At the 2019 Parapan American Games where Canada won silver, he was ranked among the top-10 in the tournament in steals.
Abi Tripp
Member
At the London 2019 World Para Swimming Championships, Abi Tripp claimed a bronze medal in the 4×100-m freestyle relay 34 points and reached one individual final, placing fifth in the 100-m breaststroke SB7.
In 2018, at the Gold Coast 2018 Commonwealth Games, Tripp brought home bronze in the S8 50-m freestyle.
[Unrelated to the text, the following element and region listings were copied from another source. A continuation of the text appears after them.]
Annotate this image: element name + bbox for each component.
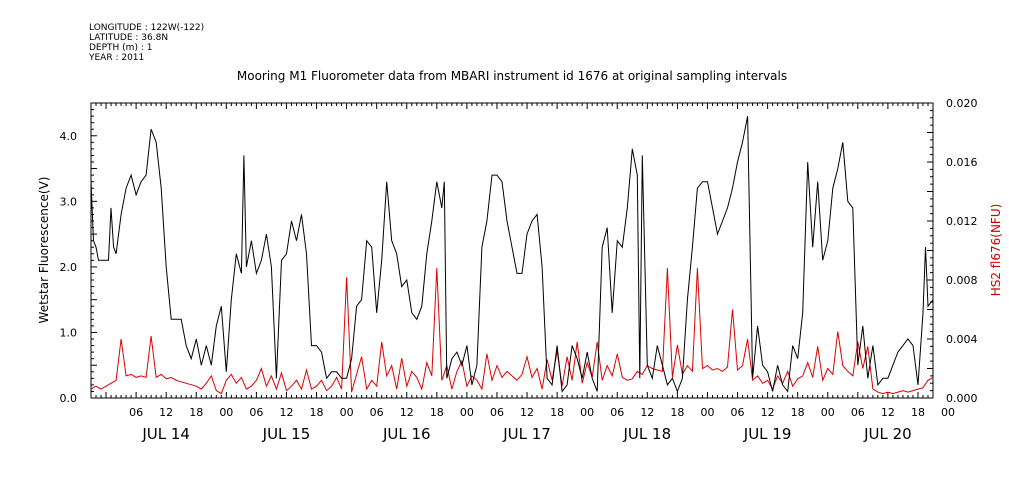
x-hour-tick-label: 00 [821,406,835,419]
x-day-label: JUL 18 [623,425,672,443]
series-line-wetstar [90,116,934,393]
x-hour-tick-label: 18 [310,406,324,419]
x-hour-tick-label: 12 [640,406,654,419]
x-hour-tick-label: 00 [340,406,354,419]
x-hour-tick-label: 00 [219,406,233,419]
x-day-label: JUL 15 [262,425,311,443]
x-hour-tick-label: 00 [460,406,474,419]
x-hour-tick-label: 18 [670,406,684,419]
x-hour-tick-label: 06 [731,406,745,419]
right-y-tick-label: 0.004 [946,333,978,346]
metadata-depth: DEPTH (m) : 1 [89,43,152,53]
x-hour-tick-label: 18 [911,406,925,419]
left-y-tick-label: 4.0 [60,130,78,143]
plot-frame [90,102,934,399]
left-axis-title: Wetstar Fluorescence(V) [37,177,51,324]
x-hour-tick-label: 06 [370,406,384,419]
left-y-tick-label: 3.0 [60,195,78,208]
x-hour-tick-label: 00 [941,406,955,419]
metadata-latitude: LATITUDE : 36.8N [89,33,168,43]
x-axis: 06 12 18 00 06 12 18 00 06 12 18 00 06 12 18 00 06 12 18 00… [90,103,955,443]
x-hour-tick-label: 12 [520,406,534,419]
chart-title: Mooring M1 Fluorometer data from MBARI i… [237,69,787,83]
x-hour-tick-label: 00 [700,406,714,419]
series-layer [90,116,934,395]
x-hour-tick-label: 06 [249,406,263,419]
x-hour-tick-label: 06 [610,406,624,419]
x-hour-tick-label: 12 [279,406,293,419]
right-y-axis: 0.000 0.004 0.008 0.012 0.016 0.020 [927,97,978,405]
x-day-label: JUL 19 [743,425,792,443]
right-axis-title: HS2 fl676(NFU) [989,204,1003,297]
x-day-label: JUL 16 [382,425,431,443]
x-day-label: JUL 20 [863,425,912,443]
right-y-tick-label: 0.012 [946,215,978,228]
left-y-axis: 0.0 1.0 2.0 3.0 4.0 [60,102,97,405]
metadata-year: YEAR : 2011 [88,53,144,63]
left-y-tick-label: 2.0 [60,261,78,274]
x-hour-tick-label: 18 [430,406,444,419]
x-hour-tick-label: 12 [159,406,173,419]
right-y-tick-label: 0.020 [946,97,978,110]
x-day-label: JUL 17 [502,425,551,443]
x-hour-tick-label: 12 [881,406,895,419]
left-y-tick-label: 1.0 [60,326,78,339]
x-hour-tick-label: 18 [189,406,203,419]
x-hour-tick-label: 00 [580,406,594,419]
right-y-tick-label: 0.008 [946,274,978,287]
metadata-block: LONGITUDE : 122W(-122) LATITUDE : 36.8N … [88,23,204,63]
right-y-tick-label: 0.016 [946,156,978,169]
left-y-tick-label: 0.0 [60,392,78,405]
x-hour-tick-label: 06 [129,406,143,419]
x-day-label: JUL 14 [141,425,190,443]
right-y-tick-label: 0.000 [946,392,978,405]
metadata-longitude: LONGITUDE : 122W(-122) [89,23,204,33]
x-hour-tick-label: 12 [761,406,775,419]
x-hour-tick-label: 06 [490,406,504,419]
x-hour-tick-label: 18 [791,406,805,419]
x-hour-tick-label: 06 [851,406,865,419]
x-hour-tick-label: 18 [550,406,564,419]
series-line-hs2-fl676 [90,268,934,395]
x-hour-tick-label: 12 [400,406,414,419]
A few months later at the 2018 Pan Pacific Para Swimming Championships, Tripp finished fourth in the 200-m individual medley SM8 and fifth in the 100-m backstroke S8.
At the Rio 2016 Paralympic Games, Tripp – just 15 years old at the time – made the finals in the 400-m freestyle (6th), 100-m freestyle (7th) and 200-m individual medley (8th). Her times in the 400 free and 200 IM were also Canadian records.
Tripp started 2016 with a bang. She broke the 13-year-old Canadian record in the women’s SM8 200-m individual medley clocking 2:58.77 at the 2016 Canadian Para Swimming Trials in April 2016. Andrea Cole had held the mark since 2002 at 3:03.04.
Tripp made her major Games debut at the Toronto Parapan American Games in 2015. She finished 4th in the 50-m freestyle, 100-m freestyle, 100-m breaststroke and 200-m IM.